It is a distinct point of pride in my family that we are as Irish Catholic (and French Canadian!) as our names suggest: McCoy, O’Neil, Fealy, Ouellet. My mother frequently amused us with stories about how her parents attended separate Catholic parishes. Just a few blocks apart, one was Irish, the other was French, and Lord help the person that strolled up the wrong steps!
This upbringing extended easily throughout our lives. We about did it all—Baptism, Sunday school, Reconciliation, Confirmation, altar serving, the works. And while we now have varying degrees of commitment to our childhood faith, I can say with confidence that faith is an unremovable part of myself. For this reason, I find myself in a perpetually contradictory relationship with the church today.
I recently began a master’s program in reproductive history, and I unequivocally support gender equity. Thus, I find myself struggling, like so many others, to reconcile a fierce belief in equity within an institution that still prohibits all individuals into every level of church leadership. Every time I listen to a homily that glosses over the gendered divisions inherent within the church’s hierarchies, or consciously close my lips so as not to say “for us men and our salvation” during the Nicene Creed, I am again reminded that my birthright is fundamentally different from my brothers’.

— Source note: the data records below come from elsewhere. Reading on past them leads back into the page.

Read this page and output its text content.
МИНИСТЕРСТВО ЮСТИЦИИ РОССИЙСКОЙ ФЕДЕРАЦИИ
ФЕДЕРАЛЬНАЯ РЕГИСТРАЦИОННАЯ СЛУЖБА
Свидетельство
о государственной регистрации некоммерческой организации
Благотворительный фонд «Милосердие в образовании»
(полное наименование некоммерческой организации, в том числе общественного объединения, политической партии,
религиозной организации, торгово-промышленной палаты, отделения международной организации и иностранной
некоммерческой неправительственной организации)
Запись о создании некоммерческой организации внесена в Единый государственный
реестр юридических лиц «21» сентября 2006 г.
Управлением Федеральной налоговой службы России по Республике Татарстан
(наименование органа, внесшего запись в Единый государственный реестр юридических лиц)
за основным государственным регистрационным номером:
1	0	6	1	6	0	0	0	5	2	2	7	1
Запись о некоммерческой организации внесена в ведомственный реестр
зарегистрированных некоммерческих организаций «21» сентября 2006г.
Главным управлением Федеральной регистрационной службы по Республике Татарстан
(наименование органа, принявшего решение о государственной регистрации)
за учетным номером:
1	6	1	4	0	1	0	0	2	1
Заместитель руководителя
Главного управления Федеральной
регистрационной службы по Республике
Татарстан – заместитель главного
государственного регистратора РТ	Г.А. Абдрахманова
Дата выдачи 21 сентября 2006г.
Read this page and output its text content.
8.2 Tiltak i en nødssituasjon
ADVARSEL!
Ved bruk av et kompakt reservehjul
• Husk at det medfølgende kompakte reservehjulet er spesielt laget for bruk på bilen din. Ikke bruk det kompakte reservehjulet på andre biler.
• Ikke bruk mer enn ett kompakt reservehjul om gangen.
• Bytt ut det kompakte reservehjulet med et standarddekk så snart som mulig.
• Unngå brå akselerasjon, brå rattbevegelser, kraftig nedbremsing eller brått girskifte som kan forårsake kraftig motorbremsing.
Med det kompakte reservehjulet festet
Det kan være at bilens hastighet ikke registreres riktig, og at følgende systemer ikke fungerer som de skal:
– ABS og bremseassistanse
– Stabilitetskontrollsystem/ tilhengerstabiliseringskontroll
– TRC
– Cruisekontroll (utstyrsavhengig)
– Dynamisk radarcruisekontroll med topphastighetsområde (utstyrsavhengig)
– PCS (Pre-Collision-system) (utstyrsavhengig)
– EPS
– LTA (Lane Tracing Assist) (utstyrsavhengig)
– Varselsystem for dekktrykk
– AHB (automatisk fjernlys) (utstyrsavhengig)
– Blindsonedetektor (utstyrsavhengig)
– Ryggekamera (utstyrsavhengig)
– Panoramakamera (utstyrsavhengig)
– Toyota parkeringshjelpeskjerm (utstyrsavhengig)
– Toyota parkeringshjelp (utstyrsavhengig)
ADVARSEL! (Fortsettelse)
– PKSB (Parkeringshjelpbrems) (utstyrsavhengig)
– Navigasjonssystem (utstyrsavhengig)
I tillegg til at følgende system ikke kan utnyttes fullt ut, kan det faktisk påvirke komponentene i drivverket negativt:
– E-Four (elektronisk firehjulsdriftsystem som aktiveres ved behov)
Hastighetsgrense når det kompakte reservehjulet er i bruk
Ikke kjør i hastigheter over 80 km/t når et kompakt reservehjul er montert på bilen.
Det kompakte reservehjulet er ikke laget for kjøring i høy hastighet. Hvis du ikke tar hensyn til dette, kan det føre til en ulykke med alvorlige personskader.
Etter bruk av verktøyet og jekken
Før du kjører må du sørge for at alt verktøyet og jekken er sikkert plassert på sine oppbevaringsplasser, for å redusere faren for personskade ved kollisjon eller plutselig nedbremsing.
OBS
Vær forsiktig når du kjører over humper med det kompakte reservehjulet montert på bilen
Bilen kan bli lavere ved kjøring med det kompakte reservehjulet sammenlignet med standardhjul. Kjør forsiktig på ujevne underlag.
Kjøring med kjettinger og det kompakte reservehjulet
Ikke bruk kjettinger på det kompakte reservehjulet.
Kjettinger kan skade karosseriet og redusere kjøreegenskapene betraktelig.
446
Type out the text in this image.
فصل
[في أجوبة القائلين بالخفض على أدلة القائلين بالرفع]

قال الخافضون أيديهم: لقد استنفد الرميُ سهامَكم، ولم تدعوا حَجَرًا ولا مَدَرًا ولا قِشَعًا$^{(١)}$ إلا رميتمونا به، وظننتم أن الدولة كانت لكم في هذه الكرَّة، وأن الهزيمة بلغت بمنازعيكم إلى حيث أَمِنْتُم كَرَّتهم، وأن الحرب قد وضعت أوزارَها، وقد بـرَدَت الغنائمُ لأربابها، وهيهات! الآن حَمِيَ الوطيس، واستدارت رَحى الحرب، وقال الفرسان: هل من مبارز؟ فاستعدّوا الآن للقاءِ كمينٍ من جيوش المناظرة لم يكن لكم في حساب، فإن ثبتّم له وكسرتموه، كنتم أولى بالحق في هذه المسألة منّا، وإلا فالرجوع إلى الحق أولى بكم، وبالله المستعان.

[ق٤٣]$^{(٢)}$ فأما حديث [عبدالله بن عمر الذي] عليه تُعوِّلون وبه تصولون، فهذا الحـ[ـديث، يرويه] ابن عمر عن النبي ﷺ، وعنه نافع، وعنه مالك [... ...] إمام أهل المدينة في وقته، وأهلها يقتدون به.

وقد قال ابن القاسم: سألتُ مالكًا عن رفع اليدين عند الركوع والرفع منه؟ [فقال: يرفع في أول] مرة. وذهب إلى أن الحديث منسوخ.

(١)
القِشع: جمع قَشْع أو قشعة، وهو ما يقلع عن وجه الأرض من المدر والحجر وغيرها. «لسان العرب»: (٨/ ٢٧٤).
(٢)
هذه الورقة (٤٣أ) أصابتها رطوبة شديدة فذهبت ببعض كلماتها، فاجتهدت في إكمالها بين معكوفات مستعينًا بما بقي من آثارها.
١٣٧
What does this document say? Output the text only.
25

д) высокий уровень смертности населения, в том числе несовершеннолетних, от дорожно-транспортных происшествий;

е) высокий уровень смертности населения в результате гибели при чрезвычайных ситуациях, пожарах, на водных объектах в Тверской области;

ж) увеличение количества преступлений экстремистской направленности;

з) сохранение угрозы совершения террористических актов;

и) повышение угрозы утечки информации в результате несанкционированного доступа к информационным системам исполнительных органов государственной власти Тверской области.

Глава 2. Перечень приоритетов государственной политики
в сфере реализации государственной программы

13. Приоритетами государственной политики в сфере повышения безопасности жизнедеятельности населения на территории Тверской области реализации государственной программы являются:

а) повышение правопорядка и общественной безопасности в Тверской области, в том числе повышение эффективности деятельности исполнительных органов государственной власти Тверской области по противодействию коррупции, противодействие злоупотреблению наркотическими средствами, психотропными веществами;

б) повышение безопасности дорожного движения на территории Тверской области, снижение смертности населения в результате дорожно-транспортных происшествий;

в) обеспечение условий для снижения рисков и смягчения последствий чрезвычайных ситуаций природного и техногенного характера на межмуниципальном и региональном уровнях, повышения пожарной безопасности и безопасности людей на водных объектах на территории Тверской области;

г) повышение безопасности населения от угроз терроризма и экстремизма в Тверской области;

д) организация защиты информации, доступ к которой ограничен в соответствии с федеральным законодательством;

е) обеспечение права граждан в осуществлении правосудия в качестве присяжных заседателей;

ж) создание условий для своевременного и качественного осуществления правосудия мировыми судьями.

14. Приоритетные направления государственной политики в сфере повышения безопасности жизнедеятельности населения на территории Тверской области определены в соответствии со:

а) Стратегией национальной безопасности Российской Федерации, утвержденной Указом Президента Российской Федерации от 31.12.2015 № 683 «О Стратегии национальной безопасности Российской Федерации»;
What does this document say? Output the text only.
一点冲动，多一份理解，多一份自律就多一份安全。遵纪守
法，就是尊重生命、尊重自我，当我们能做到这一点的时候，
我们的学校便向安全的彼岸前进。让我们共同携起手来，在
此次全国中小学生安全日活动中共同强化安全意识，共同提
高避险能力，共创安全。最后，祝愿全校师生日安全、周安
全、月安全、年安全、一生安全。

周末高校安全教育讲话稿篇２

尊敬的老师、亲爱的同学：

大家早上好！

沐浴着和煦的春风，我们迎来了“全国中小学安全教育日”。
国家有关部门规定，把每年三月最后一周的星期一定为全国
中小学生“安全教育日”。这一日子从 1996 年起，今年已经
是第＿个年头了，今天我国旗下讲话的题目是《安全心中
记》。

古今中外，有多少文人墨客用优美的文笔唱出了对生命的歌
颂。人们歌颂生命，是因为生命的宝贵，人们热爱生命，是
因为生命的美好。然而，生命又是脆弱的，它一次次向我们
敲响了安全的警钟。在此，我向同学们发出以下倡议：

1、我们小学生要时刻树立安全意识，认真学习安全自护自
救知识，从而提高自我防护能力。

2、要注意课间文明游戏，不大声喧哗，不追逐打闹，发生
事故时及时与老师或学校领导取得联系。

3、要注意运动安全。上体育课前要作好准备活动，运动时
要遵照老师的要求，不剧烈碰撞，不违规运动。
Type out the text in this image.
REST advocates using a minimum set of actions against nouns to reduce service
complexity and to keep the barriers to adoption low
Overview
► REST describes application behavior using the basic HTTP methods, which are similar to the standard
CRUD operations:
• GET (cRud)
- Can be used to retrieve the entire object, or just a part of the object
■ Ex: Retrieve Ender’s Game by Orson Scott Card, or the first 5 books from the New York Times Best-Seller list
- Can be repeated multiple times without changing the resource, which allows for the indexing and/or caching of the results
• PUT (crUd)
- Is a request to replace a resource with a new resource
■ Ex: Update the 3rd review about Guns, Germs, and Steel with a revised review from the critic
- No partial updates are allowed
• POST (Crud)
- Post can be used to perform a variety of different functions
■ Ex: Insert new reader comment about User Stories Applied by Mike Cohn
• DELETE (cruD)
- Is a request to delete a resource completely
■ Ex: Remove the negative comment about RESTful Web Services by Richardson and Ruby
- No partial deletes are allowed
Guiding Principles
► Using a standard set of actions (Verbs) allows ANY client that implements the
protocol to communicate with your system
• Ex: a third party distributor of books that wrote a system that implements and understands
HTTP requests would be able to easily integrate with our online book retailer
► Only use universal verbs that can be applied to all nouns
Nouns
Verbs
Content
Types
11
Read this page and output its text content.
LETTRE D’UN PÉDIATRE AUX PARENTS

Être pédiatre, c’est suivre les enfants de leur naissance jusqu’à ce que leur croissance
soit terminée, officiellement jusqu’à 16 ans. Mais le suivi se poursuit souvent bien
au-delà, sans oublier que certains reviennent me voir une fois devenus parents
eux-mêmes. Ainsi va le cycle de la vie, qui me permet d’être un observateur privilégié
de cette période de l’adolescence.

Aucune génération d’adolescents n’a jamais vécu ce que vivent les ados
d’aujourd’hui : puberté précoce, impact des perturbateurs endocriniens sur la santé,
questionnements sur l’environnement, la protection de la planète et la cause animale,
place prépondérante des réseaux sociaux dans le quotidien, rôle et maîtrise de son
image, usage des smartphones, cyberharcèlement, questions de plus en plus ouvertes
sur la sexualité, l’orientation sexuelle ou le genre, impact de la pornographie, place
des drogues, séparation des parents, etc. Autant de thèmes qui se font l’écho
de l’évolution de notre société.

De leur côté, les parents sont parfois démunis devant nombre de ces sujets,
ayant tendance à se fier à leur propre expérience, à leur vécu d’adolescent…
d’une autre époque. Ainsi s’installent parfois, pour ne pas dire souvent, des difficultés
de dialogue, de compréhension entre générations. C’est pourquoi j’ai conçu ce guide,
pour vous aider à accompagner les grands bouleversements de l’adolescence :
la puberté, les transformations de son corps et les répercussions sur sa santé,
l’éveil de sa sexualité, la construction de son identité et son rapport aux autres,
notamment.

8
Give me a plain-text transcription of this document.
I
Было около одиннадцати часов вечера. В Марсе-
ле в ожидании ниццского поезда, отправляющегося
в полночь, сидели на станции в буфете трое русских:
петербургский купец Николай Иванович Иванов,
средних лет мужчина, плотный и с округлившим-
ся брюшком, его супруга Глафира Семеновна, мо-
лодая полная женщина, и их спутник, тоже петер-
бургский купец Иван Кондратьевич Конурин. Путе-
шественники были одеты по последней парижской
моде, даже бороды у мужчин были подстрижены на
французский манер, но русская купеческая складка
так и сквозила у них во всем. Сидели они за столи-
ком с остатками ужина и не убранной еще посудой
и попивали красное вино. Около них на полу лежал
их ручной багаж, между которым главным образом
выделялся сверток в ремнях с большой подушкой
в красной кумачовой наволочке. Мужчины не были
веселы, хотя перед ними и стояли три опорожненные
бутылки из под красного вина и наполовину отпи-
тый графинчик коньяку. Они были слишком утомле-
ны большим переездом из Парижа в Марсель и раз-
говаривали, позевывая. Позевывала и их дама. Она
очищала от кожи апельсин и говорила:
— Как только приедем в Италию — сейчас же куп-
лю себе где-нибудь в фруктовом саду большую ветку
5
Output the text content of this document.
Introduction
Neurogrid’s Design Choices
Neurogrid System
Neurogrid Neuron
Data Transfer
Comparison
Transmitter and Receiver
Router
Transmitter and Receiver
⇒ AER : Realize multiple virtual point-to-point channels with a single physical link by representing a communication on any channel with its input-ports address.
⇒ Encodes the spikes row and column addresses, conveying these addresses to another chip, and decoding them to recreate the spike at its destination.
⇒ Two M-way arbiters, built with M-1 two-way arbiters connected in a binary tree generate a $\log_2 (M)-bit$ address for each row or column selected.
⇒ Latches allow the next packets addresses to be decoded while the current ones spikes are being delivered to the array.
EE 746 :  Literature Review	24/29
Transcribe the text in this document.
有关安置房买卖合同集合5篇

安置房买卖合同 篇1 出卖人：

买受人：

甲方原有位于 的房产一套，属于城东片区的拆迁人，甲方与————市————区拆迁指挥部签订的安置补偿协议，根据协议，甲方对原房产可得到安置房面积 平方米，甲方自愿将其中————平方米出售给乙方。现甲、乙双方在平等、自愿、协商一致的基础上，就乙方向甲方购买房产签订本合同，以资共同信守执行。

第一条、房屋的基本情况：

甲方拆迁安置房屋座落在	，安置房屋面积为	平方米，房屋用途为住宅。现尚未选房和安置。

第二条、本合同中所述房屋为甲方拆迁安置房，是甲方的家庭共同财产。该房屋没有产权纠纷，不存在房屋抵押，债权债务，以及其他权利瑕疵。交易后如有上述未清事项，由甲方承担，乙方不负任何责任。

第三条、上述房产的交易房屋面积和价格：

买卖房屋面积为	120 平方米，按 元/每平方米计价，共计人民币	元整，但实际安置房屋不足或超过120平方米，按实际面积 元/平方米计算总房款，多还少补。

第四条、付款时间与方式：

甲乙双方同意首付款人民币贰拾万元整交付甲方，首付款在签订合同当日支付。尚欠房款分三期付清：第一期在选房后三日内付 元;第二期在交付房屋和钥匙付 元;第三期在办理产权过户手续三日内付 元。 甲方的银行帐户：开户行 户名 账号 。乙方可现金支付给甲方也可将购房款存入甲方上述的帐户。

In February 2020, Pope Francis announced that women will continue to be barred from the diaconate. Whether one argues that Pope Francis made a calculated decision to avoid upsetting more conservative members of the global church, or whether it reflects his personal beliefs, I find it harder not to feel like I am betraying my integrity by remaining a church member. I do not say this lightly, as I am well aware of the countless good deeds that the church continues to do. Positive steps have been made and certain things have, undeniably, changed for the better.
Yet, I cannot deny the contradictions, slights, and disillusionments that are too glaring to chalk up to the defense that “nothing’s perfect.” It’s true, nothing is perfect, but it is concerning when imperfection becomes the smoke screen that covers up a refusal to do better. Most of us do not ask for perfection, but we do ask for transparency and a willingness to fix what is broken. We especially ask for equal respect and dignity, which I find to be nearly impossible when roughly half of the church population is systemically disenfranchised. Many would disagree with me and that is okay. As Mike Lewis wrote in his August 2020 article, these issues have sadly rendered more fissures than any of us would like to believe—though I imagine many of us sincerely hope that we will still find a way to sit down at one table again.
Last fall, Boston College announced its C21 Student Voices Project: The Future Church. I was struck by the simplicity of the questions in the survey. One, what challenges do you think the church is facing in today’s world? Two, what hopes do you have for the future of the church? My initial reaction was less than positive. The questions themselves seemed only to underscore the church’s willful blindness to repeated requests for change. I cannot believe that because Jesus did not “call” a woman to be his disciple over 2,000 years ago, that women and girls today are fated to remain disenfranchised, or that I or any other female-identifying individuals are any less equal to the task of walking alongside our brothers.
In University President Rev. William P. Leahy, S.J.’s message to the campus community, he writes that BC is the response to a call “from a world that has experienced an explosion of knowledge, but not a corresponding growth in understanding; a world that too often lacks trust in its leaders and faith in its institutions.” In many respects, I absolutely agree. The world has experienced an explosion of knowledge, resulting in the fundamental belief of every person’s right to participate in all levels of church leadership. There is no longer any good reason (if there ever was) why this change cannot happen, and to persist in blocking female-identifying people from ascending to the height of their potential is reflective of the church’s own corresponding lack of understanding.
As a white, cisgender, middle-class woman, I recognize that my journey and concerns are reflective of a privilege that historically comes simply by being a white, cisgender, middle-class woman. I do not intend to represent anyone other than myself, and I know that for those who are people of color, LQBTQ+, and gender nonbinary have concerns and needs different from mine. I also realize that I am one person in a long line of others who have pushed against these very limits. This fight, sadly, is long and old.
This is my hope, then, for the future of the Catholic Church: that every person, regardless of race, ethnicity, gender status, or any other characteristic, can still have the opportunity to feel like an equally cherished member of the church community. Because until that happens, I am afraid that it will be hard to take the church and its teachings seriously. The faith and trust that Leahy asks for have still yet to be earned.